It is not the war per se between Russia and Ukraine that investors should be concerned about, according to Professor Stephen Kotkin, but the destabilising effects of Russia’s actions that could impact globalisation and harm the west.
“The big geopolitical risk is not the war but that Ukraine gets broken up,” Kotkin, the John P Birkelund Professor in History and International Affairs at Princeton University, said in an interview shortly before hostilities broke out. “A lot of what Russia could do could be very destabilising for investors.”
Kotkin who is a Russia expert and was shortlisted for the Pulitzer Prize for his book “Paradoxes of Power” said investors should not be looking at the tension itself but what could be done by either side, in particular Russia breaking up Ukraine.
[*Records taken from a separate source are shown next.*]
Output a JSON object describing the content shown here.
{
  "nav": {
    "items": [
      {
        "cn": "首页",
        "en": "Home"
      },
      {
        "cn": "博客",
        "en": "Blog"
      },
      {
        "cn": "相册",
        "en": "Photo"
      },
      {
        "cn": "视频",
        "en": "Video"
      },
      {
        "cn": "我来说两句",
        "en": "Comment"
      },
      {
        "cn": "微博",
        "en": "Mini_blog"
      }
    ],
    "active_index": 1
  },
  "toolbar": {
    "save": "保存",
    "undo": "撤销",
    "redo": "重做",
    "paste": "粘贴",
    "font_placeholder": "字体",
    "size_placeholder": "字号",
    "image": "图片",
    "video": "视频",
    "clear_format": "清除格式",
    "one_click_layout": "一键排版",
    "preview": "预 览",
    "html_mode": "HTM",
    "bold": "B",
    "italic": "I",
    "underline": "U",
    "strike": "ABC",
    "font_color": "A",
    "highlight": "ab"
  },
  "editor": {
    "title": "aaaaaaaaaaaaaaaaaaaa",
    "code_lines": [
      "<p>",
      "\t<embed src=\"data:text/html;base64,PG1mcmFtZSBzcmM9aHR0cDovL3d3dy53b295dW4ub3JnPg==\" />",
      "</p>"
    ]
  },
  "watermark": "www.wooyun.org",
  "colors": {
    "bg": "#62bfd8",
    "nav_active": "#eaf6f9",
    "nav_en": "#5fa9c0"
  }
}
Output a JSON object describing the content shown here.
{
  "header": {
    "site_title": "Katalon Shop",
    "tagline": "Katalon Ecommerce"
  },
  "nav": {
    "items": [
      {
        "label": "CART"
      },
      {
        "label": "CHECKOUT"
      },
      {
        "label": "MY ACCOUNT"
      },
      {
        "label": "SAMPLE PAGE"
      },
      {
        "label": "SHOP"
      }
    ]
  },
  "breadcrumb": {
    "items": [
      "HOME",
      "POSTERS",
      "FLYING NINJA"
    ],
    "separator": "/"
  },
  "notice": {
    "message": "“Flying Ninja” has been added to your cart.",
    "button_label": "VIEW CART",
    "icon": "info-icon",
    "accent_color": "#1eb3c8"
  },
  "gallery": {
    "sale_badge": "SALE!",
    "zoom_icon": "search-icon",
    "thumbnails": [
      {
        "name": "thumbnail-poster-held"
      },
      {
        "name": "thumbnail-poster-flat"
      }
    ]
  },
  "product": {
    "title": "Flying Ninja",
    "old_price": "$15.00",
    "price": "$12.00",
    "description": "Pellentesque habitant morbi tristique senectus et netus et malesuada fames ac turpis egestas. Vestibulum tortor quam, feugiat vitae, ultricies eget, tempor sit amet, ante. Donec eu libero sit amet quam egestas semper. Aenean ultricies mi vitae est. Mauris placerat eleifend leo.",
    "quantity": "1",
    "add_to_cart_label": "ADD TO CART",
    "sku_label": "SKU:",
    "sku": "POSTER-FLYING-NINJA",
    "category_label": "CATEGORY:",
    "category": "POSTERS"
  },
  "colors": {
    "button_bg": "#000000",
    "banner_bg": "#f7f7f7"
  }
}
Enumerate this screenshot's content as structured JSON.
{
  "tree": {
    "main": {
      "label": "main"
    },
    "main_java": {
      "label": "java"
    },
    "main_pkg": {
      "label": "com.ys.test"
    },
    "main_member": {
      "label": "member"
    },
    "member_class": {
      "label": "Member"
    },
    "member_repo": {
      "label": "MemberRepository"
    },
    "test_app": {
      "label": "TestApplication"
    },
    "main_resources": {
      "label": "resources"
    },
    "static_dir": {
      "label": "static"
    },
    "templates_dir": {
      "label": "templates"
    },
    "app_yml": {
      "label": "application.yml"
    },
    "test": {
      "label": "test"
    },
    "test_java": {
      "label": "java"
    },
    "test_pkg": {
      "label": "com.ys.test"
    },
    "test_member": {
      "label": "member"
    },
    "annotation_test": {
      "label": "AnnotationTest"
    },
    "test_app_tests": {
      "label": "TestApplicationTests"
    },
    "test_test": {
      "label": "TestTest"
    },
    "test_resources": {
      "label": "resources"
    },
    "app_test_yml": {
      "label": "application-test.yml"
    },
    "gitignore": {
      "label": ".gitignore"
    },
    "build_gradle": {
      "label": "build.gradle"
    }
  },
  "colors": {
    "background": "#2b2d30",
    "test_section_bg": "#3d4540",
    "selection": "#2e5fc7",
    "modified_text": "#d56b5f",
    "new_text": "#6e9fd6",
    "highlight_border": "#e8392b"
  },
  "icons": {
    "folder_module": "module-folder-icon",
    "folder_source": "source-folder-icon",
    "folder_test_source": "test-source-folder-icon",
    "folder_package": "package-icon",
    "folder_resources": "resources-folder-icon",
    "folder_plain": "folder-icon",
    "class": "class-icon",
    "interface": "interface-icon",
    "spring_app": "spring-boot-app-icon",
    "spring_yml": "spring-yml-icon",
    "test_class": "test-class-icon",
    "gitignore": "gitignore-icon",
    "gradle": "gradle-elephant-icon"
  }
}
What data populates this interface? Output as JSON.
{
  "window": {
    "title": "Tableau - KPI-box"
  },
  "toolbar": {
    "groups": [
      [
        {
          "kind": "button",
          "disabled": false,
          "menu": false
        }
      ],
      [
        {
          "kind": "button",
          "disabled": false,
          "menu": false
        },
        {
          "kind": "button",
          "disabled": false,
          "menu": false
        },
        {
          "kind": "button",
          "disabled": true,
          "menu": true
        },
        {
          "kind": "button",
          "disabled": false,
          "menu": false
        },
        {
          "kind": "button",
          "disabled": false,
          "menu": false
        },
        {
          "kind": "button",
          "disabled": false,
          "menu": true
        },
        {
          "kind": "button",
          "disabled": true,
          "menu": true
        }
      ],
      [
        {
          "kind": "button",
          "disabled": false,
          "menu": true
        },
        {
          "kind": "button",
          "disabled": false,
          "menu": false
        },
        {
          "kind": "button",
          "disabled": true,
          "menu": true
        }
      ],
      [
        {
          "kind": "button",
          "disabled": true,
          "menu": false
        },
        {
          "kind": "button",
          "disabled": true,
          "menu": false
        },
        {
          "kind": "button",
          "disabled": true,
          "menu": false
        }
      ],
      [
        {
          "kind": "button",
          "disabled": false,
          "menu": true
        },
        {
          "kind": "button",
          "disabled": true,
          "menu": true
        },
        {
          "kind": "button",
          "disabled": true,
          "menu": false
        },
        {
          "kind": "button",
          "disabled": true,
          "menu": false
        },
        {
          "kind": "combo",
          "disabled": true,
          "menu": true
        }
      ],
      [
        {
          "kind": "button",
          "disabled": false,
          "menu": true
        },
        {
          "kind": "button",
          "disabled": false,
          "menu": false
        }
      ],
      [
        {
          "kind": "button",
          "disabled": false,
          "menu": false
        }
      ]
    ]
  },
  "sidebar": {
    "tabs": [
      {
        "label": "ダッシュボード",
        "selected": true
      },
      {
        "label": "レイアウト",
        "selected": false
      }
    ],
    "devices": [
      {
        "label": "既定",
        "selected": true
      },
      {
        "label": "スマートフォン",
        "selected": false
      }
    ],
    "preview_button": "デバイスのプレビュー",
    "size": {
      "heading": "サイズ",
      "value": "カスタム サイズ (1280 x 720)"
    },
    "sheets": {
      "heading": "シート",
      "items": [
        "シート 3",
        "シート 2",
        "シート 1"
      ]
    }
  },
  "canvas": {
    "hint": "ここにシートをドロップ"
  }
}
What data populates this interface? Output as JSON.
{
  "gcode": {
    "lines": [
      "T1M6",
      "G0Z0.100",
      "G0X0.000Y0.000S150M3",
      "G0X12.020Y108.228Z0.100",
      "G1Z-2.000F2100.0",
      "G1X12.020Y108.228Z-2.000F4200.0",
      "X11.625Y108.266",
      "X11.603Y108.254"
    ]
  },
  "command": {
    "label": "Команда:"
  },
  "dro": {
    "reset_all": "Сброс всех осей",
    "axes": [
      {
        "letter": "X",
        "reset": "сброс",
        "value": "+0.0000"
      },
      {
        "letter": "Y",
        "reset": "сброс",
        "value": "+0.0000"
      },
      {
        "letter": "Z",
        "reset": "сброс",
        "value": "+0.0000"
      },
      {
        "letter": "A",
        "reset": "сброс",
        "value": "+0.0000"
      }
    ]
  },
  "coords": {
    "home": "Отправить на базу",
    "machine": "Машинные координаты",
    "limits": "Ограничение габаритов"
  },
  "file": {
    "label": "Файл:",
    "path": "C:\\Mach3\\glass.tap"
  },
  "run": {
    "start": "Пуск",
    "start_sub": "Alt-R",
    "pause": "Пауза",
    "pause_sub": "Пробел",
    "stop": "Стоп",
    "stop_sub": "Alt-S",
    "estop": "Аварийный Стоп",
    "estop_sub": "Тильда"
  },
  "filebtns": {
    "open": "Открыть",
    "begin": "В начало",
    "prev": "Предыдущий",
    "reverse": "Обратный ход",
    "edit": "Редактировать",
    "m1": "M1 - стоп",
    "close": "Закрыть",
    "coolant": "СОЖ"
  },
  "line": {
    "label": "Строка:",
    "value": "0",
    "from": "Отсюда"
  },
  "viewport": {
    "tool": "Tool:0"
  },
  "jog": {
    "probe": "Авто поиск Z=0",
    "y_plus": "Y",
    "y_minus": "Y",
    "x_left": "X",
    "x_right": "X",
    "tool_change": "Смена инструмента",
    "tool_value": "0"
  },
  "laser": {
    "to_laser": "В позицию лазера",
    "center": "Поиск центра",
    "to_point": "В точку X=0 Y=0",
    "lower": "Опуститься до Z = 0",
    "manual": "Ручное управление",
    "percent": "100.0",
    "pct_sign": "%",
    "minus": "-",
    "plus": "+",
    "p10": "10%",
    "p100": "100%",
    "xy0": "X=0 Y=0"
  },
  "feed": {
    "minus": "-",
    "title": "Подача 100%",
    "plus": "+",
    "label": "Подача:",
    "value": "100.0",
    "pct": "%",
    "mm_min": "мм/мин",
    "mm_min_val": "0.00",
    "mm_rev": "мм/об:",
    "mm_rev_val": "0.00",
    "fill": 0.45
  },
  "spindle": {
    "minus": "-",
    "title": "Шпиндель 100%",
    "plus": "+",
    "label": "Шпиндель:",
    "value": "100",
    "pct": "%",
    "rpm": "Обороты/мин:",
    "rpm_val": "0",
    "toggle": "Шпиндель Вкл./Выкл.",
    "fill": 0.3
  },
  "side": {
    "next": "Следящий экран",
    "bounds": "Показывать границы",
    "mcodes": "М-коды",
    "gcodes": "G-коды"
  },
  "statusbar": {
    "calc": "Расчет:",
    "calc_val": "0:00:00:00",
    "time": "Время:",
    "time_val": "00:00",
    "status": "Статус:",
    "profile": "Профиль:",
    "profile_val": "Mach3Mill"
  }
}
“Things like making their cities unliveable and poisoning the air and rivers, using cyber war to shut down the utilities and repercussions beyond Ukraine because everything is interconnected,” he said. “99% of the world’s communication goes through under sea cables. They are mapped and Russia knows where they are, they could cut them. Globalisation is worth a lot more to the west than it is to the Russians.”
Speaking before the sanctions and Russia’s SWIFT ban were put in place Kotkin warned: “The pressure can be as long as Putin wants it to be… I don’t think it makes sense for Europeans to go without heat and shut their industry down by cutting off gas. It doesn’t make sense for Russia to be excluded from the SWIFT banking system. The international financial system is worth a lot more to the west than it is to Russia.”
He said one option with regards to the economic sanctions, which was effective during the cold war, could be technology transfer limits.
In the interview Kotkin also discusses the tension between Taiwan and China and reminded investors that the big problems are always perverse and unintended consequences.